4.5. EXPERIMENTAL EVALUATION 115
Data was gathered from five different users performing the same scenario in the Contacts application. The scenario asked each user to perform the following tasks in the NokiaTMContacts application:
1. Create 10 new contacts.
2. Assign four of the contacts to one group and six to another group. 3. Edit the four contacts who belong to a single group.
4. Send an SMS to the four contacts in a single group. 5. Delete two contacts.
6. Create one more contact and assign it to a group.
As noted in Section 3.9.2, the user interface allowed completely different ways to accomplish the same task, therefore these tasks could be accom- plished by different key press sequences.
Using the data collected from five users who performed the scenario, the effectiveness of the menu prediction approaches using the MDL technique was determined. Figure 4.8(a), 4.8(b), 4.8(c), 4.8(d), and 4.8(e) compares the mean discrete loss between the MDL technique and the specified hypotheses technique for each user. Figure 4.9(a), 4.9(b), 4.9(c), 4.9(d), and 4.9(e) shows the mean absolute loss for each user.

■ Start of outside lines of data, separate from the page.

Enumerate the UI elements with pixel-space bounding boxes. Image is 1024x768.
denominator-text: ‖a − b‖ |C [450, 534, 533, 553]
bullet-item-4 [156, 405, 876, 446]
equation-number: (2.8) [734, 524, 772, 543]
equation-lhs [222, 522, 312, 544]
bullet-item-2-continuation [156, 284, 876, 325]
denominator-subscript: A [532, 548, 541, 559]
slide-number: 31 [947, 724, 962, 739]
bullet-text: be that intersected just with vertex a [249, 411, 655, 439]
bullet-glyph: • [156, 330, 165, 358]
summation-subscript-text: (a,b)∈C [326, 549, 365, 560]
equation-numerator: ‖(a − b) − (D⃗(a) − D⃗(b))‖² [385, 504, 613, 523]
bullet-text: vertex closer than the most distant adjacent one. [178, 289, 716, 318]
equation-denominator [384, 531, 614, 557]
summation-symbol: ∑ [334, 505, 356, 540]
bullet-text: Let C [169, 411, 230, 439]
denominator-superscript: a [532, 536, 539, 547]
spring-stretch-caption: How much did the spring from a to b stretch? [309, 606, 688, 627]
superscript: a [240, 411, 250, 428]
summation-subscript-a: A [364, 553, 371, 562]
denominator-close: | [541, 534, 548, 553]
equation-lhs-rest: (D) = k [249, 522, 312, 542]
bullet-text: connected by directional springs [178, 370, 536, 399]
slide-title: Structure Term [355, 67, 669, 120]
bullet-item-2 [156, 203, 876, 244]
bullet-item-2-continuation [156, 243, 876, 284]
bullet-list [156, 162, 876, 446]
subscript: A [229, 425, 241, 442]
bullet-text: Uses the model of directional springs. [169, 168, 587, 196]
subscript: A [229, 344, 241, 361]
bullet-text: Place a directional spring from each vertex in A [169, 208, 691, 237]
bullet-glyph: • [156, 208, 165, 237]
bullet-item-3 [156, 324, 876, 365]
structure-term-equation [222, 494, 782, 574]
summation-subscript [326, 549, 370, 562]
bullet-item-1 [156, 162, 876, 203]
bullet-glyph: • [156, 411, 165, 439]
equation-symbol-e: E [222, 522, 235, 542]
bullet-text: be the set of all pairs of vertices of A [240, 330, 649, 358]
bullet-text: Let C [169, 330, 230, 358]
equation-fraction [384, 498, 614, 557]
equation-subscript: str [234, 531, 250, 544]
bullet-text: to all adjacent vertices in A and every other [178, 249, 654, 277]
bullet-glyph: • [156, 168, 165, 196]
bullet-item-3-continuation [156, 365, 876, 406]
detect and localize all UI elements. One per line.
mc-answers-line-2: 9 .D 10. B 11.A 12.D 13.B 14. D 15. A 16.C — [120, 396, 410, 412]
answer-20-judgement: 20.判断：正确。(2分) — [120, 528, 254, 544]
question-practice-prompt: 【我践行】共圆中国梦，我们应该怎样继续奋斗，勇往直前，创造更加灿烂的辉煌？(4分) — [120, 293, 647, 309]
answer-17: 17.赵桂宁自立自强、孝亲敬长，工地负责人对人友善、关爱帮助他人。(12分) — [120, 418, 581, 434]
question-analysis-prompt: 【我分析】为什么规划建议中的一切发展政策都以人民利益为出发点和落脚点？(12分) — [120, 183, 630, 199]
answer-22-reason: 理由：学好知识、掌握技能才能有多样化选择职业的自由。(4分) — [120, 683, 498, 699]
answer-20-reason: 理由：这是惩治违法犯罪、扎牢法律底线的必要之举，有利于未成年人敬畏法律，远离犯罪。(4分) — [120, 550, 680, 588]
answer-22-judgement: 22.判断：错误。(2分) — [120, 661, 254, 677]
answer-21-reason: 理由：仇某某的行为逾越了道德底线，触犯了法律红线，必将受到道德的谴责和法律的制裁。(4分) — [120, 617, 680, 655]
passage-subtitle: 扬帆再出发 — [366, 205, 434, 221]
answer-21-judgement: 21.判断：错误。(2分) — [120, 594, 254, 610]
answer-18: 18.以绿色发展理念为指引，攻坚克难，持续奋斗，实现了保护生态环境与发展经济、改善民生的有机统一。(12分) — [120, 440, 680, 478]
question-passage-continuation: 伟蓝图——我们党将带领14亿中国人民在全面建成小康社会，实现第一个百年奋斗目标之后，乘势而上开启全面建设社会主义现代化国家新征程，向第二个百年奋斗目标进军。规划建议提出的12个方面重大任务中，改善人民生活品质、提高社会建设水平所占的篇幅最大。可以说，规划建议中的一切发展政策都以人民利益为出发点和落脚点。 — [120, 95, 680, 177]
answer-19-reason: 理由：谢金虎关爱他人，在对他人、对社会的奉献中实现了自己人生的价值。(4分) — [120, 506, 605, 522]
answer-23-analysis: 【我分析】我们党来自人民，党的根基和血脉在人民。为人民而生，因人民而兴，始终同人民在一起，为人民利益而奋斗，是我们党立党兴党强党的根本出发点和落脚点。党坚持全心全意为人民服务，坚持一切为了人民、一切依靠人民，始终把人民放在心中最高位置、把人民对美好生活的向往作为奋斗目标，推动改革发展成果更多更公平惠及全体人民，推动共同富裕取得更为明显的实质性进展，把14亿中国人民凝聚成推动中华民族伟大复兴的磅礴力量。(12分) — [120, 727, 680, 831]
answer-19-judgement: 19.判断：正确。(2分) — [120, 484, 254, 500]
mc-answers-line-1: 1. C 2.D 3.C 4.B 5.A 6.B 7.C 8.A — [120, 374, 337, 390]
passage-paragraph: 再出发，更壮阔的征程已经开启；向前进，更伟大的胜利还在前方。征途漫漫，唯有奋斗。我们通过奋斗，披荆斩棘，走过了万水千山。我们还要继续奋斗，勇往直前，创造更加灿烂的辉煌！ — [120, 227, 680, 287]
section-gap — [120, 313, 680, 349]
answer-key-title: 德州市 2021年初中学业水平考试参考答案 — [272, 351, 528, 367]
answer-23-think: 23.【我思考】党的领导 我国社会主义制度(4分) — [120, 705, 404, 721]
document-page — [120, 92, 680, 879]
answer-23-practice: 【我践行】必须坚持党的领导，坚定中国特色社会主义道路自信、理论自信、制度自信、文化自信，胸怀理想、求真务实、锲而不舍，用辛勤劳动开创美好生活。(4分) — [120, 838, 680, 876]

Figure 4.10(a), Figure 4.10(b), Figure 4.10(c), Figure 4.10(d) and Fig- ure 4.10(e) shows the codelength of the hypotheses produced after every example for the five users. In addition, the size of the restricted hypothesis space used by the menu prediction approaches is overlayed on these graphs. These graphs show how the codelength of successive hypotheses change over a series of examples and also how the restricted hypothesis space grows over a series of examples.